Adding to the danger was evidence that Sharif neither knew everything his military high command was doing nor had complete control over it. When Clinton asked him if he understood how far along his military was in preparing nuclear-armed missiles for possible use in a war against India, Sharif acted as though he was genuinely surprised.
Clinton had a statement ready to release to the press in time for the evening news shows that would lay all the blame for the crisis on Pakistan. Sharif went ashen. Sharif seemed beaten, physically and emotionally. He denied he had given any orders with regard to nuclear weaponry and said he was worried for his life.

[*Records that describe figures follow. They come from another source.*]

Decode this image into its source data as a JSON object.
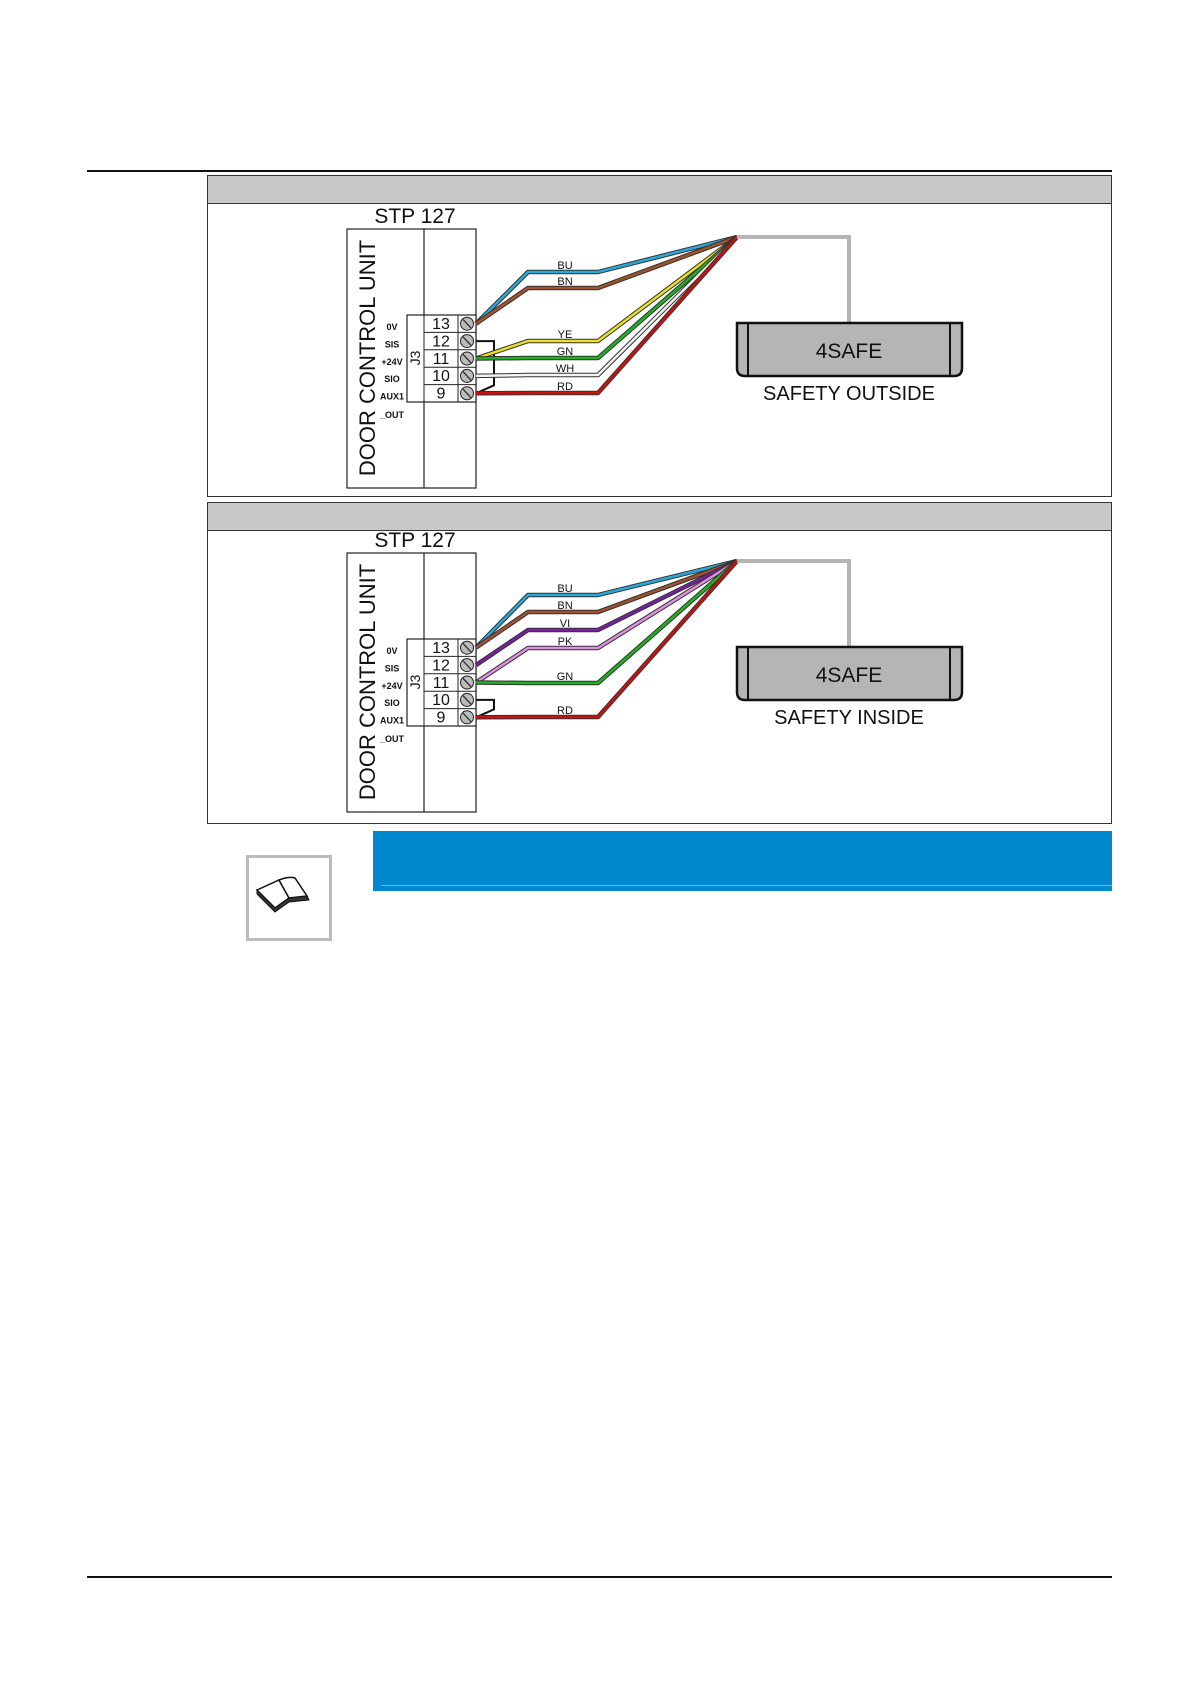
{
  "panels": [
    {
      "controller_title": "STP 127",
      "unit_label": "DOOR CONTROL UNIT",
      "connector": "J3",
      "terminals": [
        "13",
        "12",
        "11",
        "10",
        "9"
      ],
      "signals": [
        "0V",
        "SIS",
        "+24V",
        "SIO",
        "AUX1",
        "_OUT"
      ],
      "wires": [
        {
          "label": "BU",
          "color": "#2aa8d8",
          "terminal": "13"
        },
        {
          "label": "BN",
          "color": "#a0522d",
          "terminal": "13"
        },
        {
          "label": "YE",
          "color": "#e8e020",
          "terminal": "11"
        },
        {
          "label": "GN",
          "color": "#22b022",
          "terminal": "11"
        },
        {
          "label": "WH",
          "color": "#f4f4f4",
          "terminal": "10"
        },
        {
          "label": "RD",
          "color": "#cc1010",
          "terminal": "9"
        }
      ],
      "jumper": [
        "12",
        "9"
      ],
      "device_name": "4SAFE",
      "device_caption": "SAFETY OUTSIDE"
    },
    {
      "controller_title": "STP 127",
      "unit_label": "DOOR CONTROL UNIT",
      "connector": "J3",
      "terminals": [
        "13",
        "12",
        "11",
        "10",
        "9"
      ],
      "signals": [
        "0V",
        "SIS",
        "+24V",
        "SIO",
        "AUX1",
        "_OUT"
      ],
      "wires": [
        {
          "label": "BU",
          "color": "#2aa8d8",
          "terminal": "13"
        },
        {
          "label": "BN",
          "color": "#a0522d",
          "terminal": "13"
        },
        {
          "label": "VI",
          "color": "#7a1fa0",
          "terminal": "12"
        },
        {
          "label": "PK",
          "color": "#e090e0",
          "terminal": "11"
        },
        {
          "label": "GN",
          "color": "#22b022",
          "terminal": "11"
        },
        {
          "label": "RD",
          "color": "#cc1010",
          "terminal": "9"
        }
      ],
      "jumper": [
        "10",
        "9"
      ],
      "device_name": "4SAFE",
      "device_caption": "SAFETY INSIDE"
    }
  ],
  "note": {
    "icon": "open-book-icon",
    "bar_color": "#0088cf"
  }
}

Now that he had made maximum use of the “bad statement” we had prepared in advance, Clinton said, it was time to deploy the good one. But the key sentence in the new document was ours, not his, and it would nail the one thing we had to get out of the talks: “The prime minister has agreed to take concrete and immediate steps for the restoration of the Line of Control.” The paper called for a cease-fire but only after the Pakistanis were back on their side of the line. It reaffirmed Clinton’s long- standing plan to visit South Asia.
Clinton gave the statement to Sharif, who read it over carefully several times, asked to review it with his team, and finally accepted it with the request for one addition: a promise that Clinton would take a personal interest in encouraging an expeditious resumption and intensification of the bilateral efforts (that is, the Lahore process) once the sanctity of the Line of Control had been fully restored.
The meeting came quickly to a happy and friendly end, at least on Clinton’s part. He heaped praise on Sharif for passing the test to which they had subjected their personal relationship. As the president and his advisers were leaving Blair House, Shamshad Ahmad scurried after Sandy with alterations he wanted in the text. Sandy kept walking and said briskly over his shoulder, “Your boss says it’s okay as is.”
Before Bruce and Rick briefed the press on the statement, Clinton called Vajpayee to preview the statement. Once again, it was nearly a one- way conversation.
“That guy’s from Missouri big-time,” said Clinton afterward. “He wants to see those boys get off that mountain before he’s going to believe any of this.”*
*Missourians are known for their skepticism, and Missouri is often called the Show-Me State.
Any neutral person can conclude - by reading the above excerpts - that it was Indian (and their US friends) who were desperate for a Pakistani withdrawal. Pakistani - on the other hand - were in no hurry, becuase, their position on Kargil heights was well secured.